So viel zu meinen Vorbemerkungen. Mir ist klar, dass das Letztgenannte nur auf Bundesebene gelöst und diskutiert werden kann - stopp, ich korrigiere mich: Gelöst werden kann, diskutiert werden kann es hier selbstverständlich, und das soll es auch.

 

Demokratie, ich habe es schon erwähnt, hört aber nicht beim Zugang zu Wahlen auf. Wir wollen deshalb demokratische Strukturen insgesamt stärken und erweitern, denn Demokratie heißt, sich in die eigenen Angelegenheiten einzumischen.

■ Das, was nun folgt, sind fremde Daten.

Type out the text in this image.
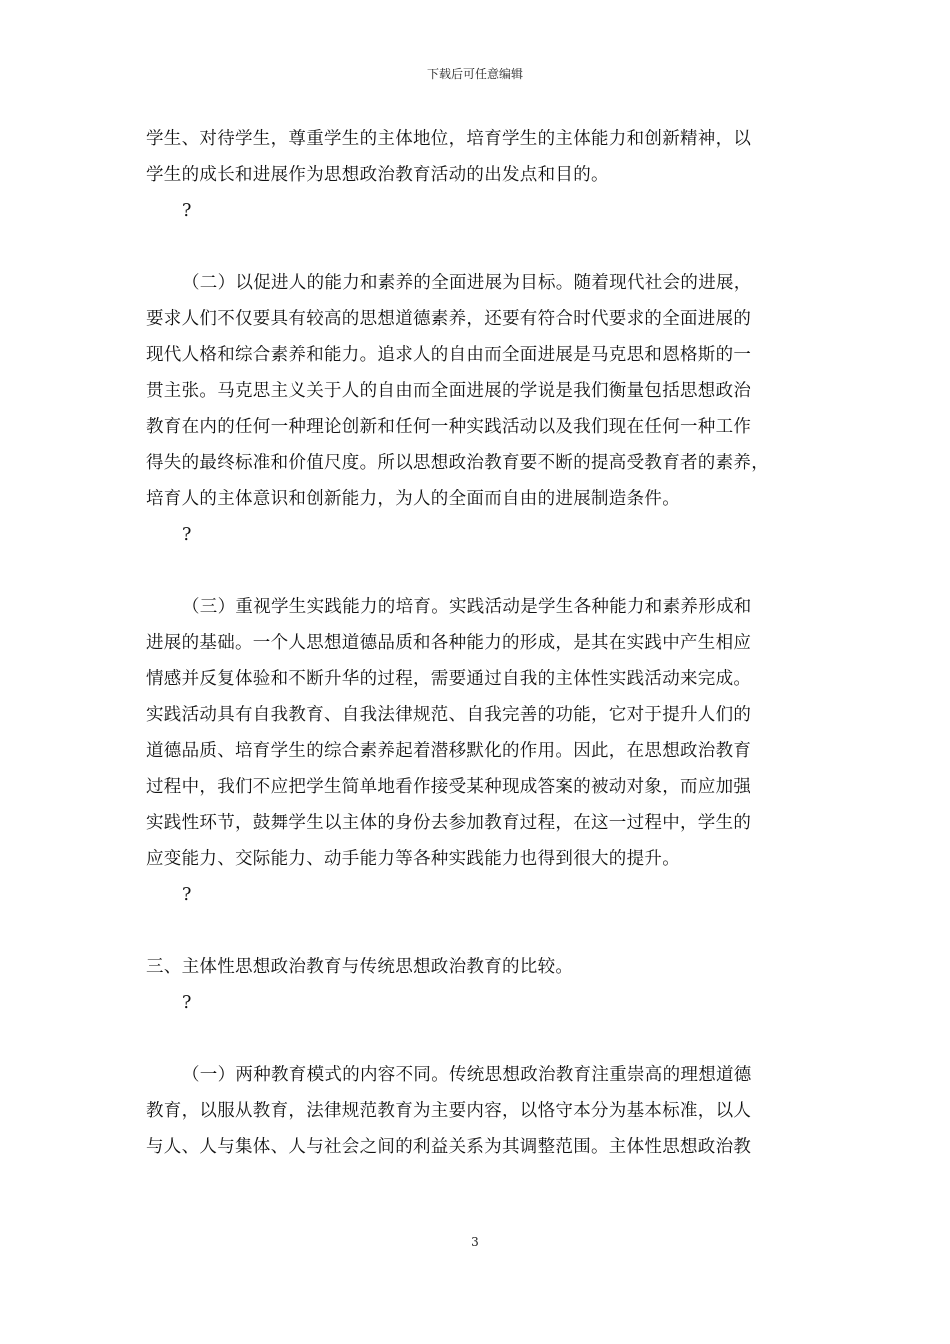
下载后可任意编辑
学生、对待学生，尊重学生的主体地位，培育学生的主体能力和创新精神，以
学生的成长和进展作为思想政治教育活动的出发点和目的。
?
（二）以促进人的能力和素养的全面进展为目标。随着现代社会的进展，
要求人们不仅要具有较高的思想道德素养，还要有符合时代要求的全面进展的
现代人格和综合素养和能力。追求人的自由而全面进展是马克思和恩格斯的一
贯主张。马克思主义关于人的自由而全面进展的学说是我们衡量包括思想政治
教育在内的任何一种理论创新和任何一种实践活动以及我们现在任何一种工作
得失的最终标准和价值尺度。所以思想政治教育要不断的提高受教育者的素养，
培育人的主体意识和创新能力，为人的全面而自由的进展制造条件。
?
（三）重视学生实践能力的培育。实践活动是学生各种能力和素养形成和
进展的基础。一个人思想道德品质和各种能力的形成，是其在实践中产生相应
情感并反复体验和不断升华的过程，需要通过自我的主体性实践活动来完成。
实践活动具有自我教育、自我法律规范、自我完善的功能，它对于提升人们的
道德品质、培育学生的综合素养起着潜移默化的作用。因此，在思想政治教育
过程中，我们不应把学生简单地看作接受某种现成答案的被动对象，而应加强
实践性环节，鼓舞学生以主体的身份去参加教育过程，在这一过程中，学生的
应变能力、交际能力、动手能力等各种实践能力也得到很大的提升。
?
三、主体性思想政治教育与传统思想政治教育的比较。
?
（一）两种教育模式的内容不同。传统思想政治教育注重崇高的理想道德
教育，以服从教育，法律规范教育为主要内容，以恪守本分为基本标准，以人
与人、人与集体、人与社会之间的利益关系为其调整范围。主体性思想政治教
3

Das halte ich für zentral, gerade auf kommunaler Ebene, denn dort ist das direkte Wohn- und Lebensumfeld der Menschen, dort wird laufend über den Alltag der Menschen entschieden. Ob das jetzt Freizeitflächen sind, ob es der Verkehr ist, ob es Projekte zur Integration oder zum Umweltschutz sind, und vieles, vieles mehr - das betrifft die Menschen direkt, und daher soll es auch von ihnen mitbestimmt werden.

 

Wir nutzen in Wien die unterschiedlichsten Wege, um Menschen einzubinden. Ich möchte mich an dieser Stelle auch bei den vielen, vielen bedanken, die in den letzten Jahren und Jahrzehnten an diesen Wegen gearbeitet haben. Wien hat eine partizipative Tradition - zum Beispiel in der Stadtentwicklung, bei der Parkgestaltung und in vielen Bereichen mehr. Mir ist wichtig, diese Tradition auszubauen, ganz besonders unter einem Aspekt - das schließt an das an, was ich ganz am Beginn gesagt habe -: Wir wollen laut für die Leisen sein. Das heißt, wir wollen besonders darauf schauen, dass jene, die bisher wenig mit Beteiligungsprojekten in Berührung gekommen sind, die bisher wenig gehört worden sind, die vielleicht nicht starke Lobbys hinter sich haben oder die gar nicht wählen dürfen, Werkzeuge in die Hand bekommen, um ihrer Stimme Gehör zu verschaffen, um mitzubestimmen.

 

Das haben wir in der Vergangenheit mit vielen Dingen auch schon ein bissl vorhüpfen können. Die „Werkstadt Junges Wien“ ist so ein Beispiel, das ist das bislang größte Kinder- und Jugendbeteiligungsprojekt, bei dem über 20.000 Teilnehmerinnen und Teilnehmer, Kinder und Jugendliche gemeinsam darüber nachgedacht haben, was wir als Politikerinnen und Politiker in ihrem Auftrag zu verändern haben. Aus diesem Auftrag ist schon ziemlich viel passiert. VBgm Christoph Wiederkehr hat vor Kurzem die Kinder- und Jugendmillion vorgestellt - ein gutes Beispiel dafür, dass diese „Werkstadt Junges Wien“ auch schon irrsinnig viel ausgelöst hat.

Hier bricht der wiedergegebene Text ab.